Dear residents of Green Acres,
This letter serves to notify occupants of the above named property that the influx of socks and underwear from House "A," hereinafter referred to as "The Big Red House," to House "B," hereinafter referred to as "The Office," continues. We realize you believe those are our socks and underwear and as has been argued and discovered and resolved on many occasions prior--they are not.
Additionally, the maid of The Office, otherwise known as Scat, has lost all interest in reminding said occupants of The Big Red House that these are, in fact, your socks and underwear and are, in fact, not hers or anyone else's in The Office yet again. So...

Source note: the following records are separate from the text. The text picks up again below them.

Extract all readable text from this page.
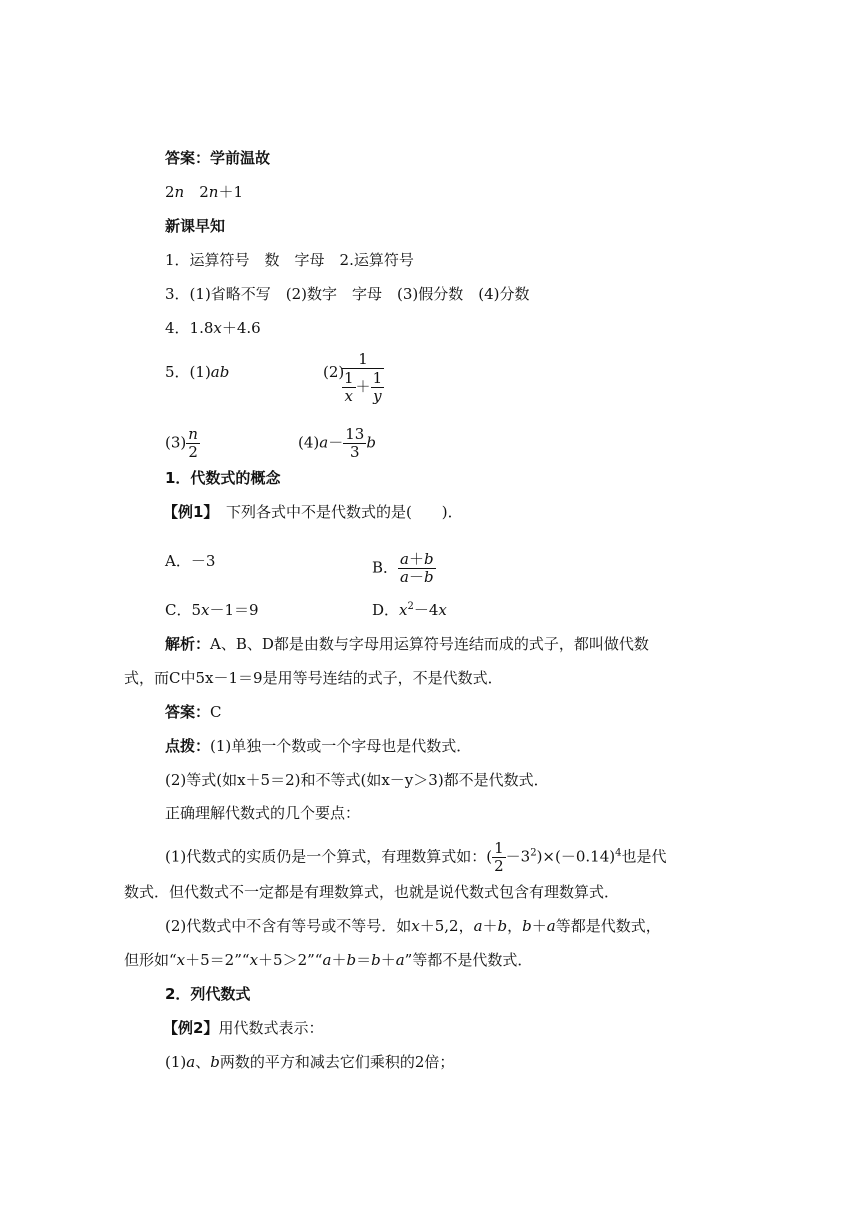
答案：学前温故
2n　2n＋1
新课早知
1．运算符号　数　字母　2.运算符号
3．(1)省略不写　(2)数字　字母　(3)假分数　(4)分数
4．1.8x＋4.6
5．(1)ab	(2)
1
$\frac{1}{x} + \frac{1}{y}$
$(3) \frac{n}{2}$	$(4)a- \frac{13}{3}$ b
1．代数式的概念
【例1】　 下列各式中不是代数式的是(　　)．
A．－3	B． $\frac{a+b}{a-b}$
C．5x－1＝9	D．$x^2-4x$
解析：A、B、D都是由数与字母用运算符号连结而成的式子，都叫做代数
式，而C中5x－1＝9是用等号连结的式子，不是代数式．
答案：C
点拨：(1)单独一个数或一个字母也是代数式．
(2)等式(如x＋5＝2)和不等式(如x－y＞3)都不是代数式．
正确理解代数式的几个要点：
(1)代数式的实质仍是一个算式，有理数算式如：( $\frac{1}{2} -3^2)\times(-0.14)^4$也是代
数式．但代数式不一定都是有理数算式，也就是说代数式包含有理数算式．
(2)代数式中不含有等号或不等号．如x＋5,2，a＋b，b＋a等都是代数式，
但形如“x＋5＝2”“x＋5＞2”“a＋b＝b＋a”等都不是代数式．
2．列代数式
【例2】用代数式表示：
(1)a、b两数的平方和减去它们乘积的2倍；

The above being the case and the influx being noticeable, the socks and underwear in question will be accepted into The Office as guests and reside in their own receptacle as of April 4, 2012. After one month, they will be donated to charity--said charity of choice being the Senior Citizen's Center Resale Shop--and collected again until such time as an additional month has passed, etc., etc. time without end.

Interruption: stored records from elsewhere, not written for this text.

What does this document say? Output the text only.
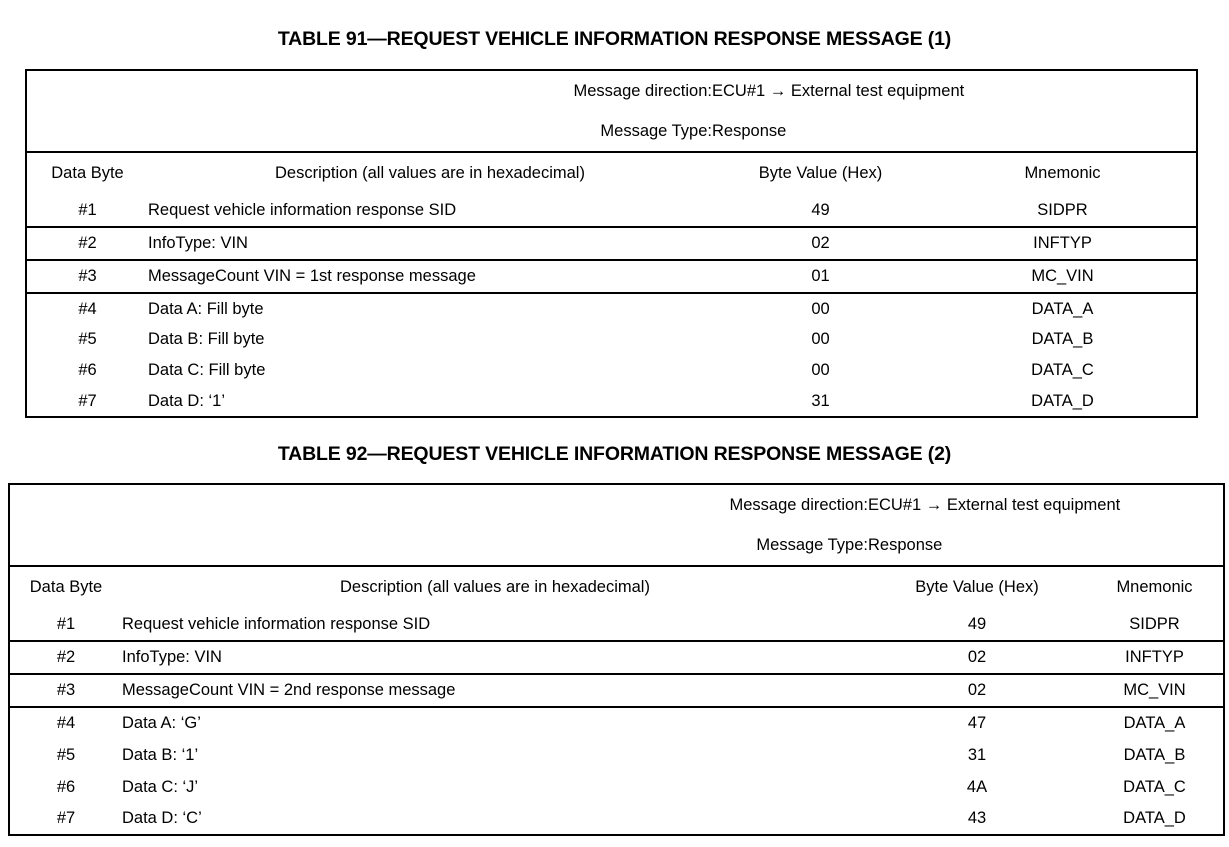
TABLE 91—REQUEST VEHICLE INFORMATION RESPONSE MESSAGE (1)
Message direction:		ECU#1 → External test equipment	
Message Type:		Response	
Data Byte	Description (all values are in hexadecimal)	Byte Value (Hex)	Mnemonic
#1	Request vehicle information response SID	49	SIDPR
#2	InfoType: VIN	02	INFTYP
#3	MessageCount VIN = 1st response message	01	MC_VIN
#4	Data A: Fill byte	00	DATA_A
#5	Data B: Fill byte	00	DATA_B
#6	Data C: Fill byte	00	DATA_C
#7	Data D: ‘1’	31	DATA_D
TABLE 92—REQUEST VEHICLE INFORMATION RESPONSE MESSAGE (2)
Message direction:		ECU#1 → External test equipment	
Message Type:		Response	
Data Byte	Description (all values are in hexadecimal)	Byte Value (Hex)	Mnemonic
#1	Request vehicle information response SID	49	SIDPR
#2	InfoType: VIN	02	INFTYP
#3	MessageCount VIN = 2nd response message	02	MC_VIN
#4	Data A: ‘G’	47	DATA_A
#5	Data B: ‘1’	31	DATA_B
#6	Data C: ‘J’	4A	DATA_C
#7	Data D: ‘C’	43	DATA_D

The first date of donation will be May 2, 2012. Any resident of The Big Red House that suddenly finds they are without proper dress may visit The Office and claim their clothing items for free as they usually arrive clean and we do not, in fact, wear them.
Thank you for your attention to this matter.
(I know you read this).
(I also know the SCC does take socks and underwear and respectfully address that issue with: Not my problem).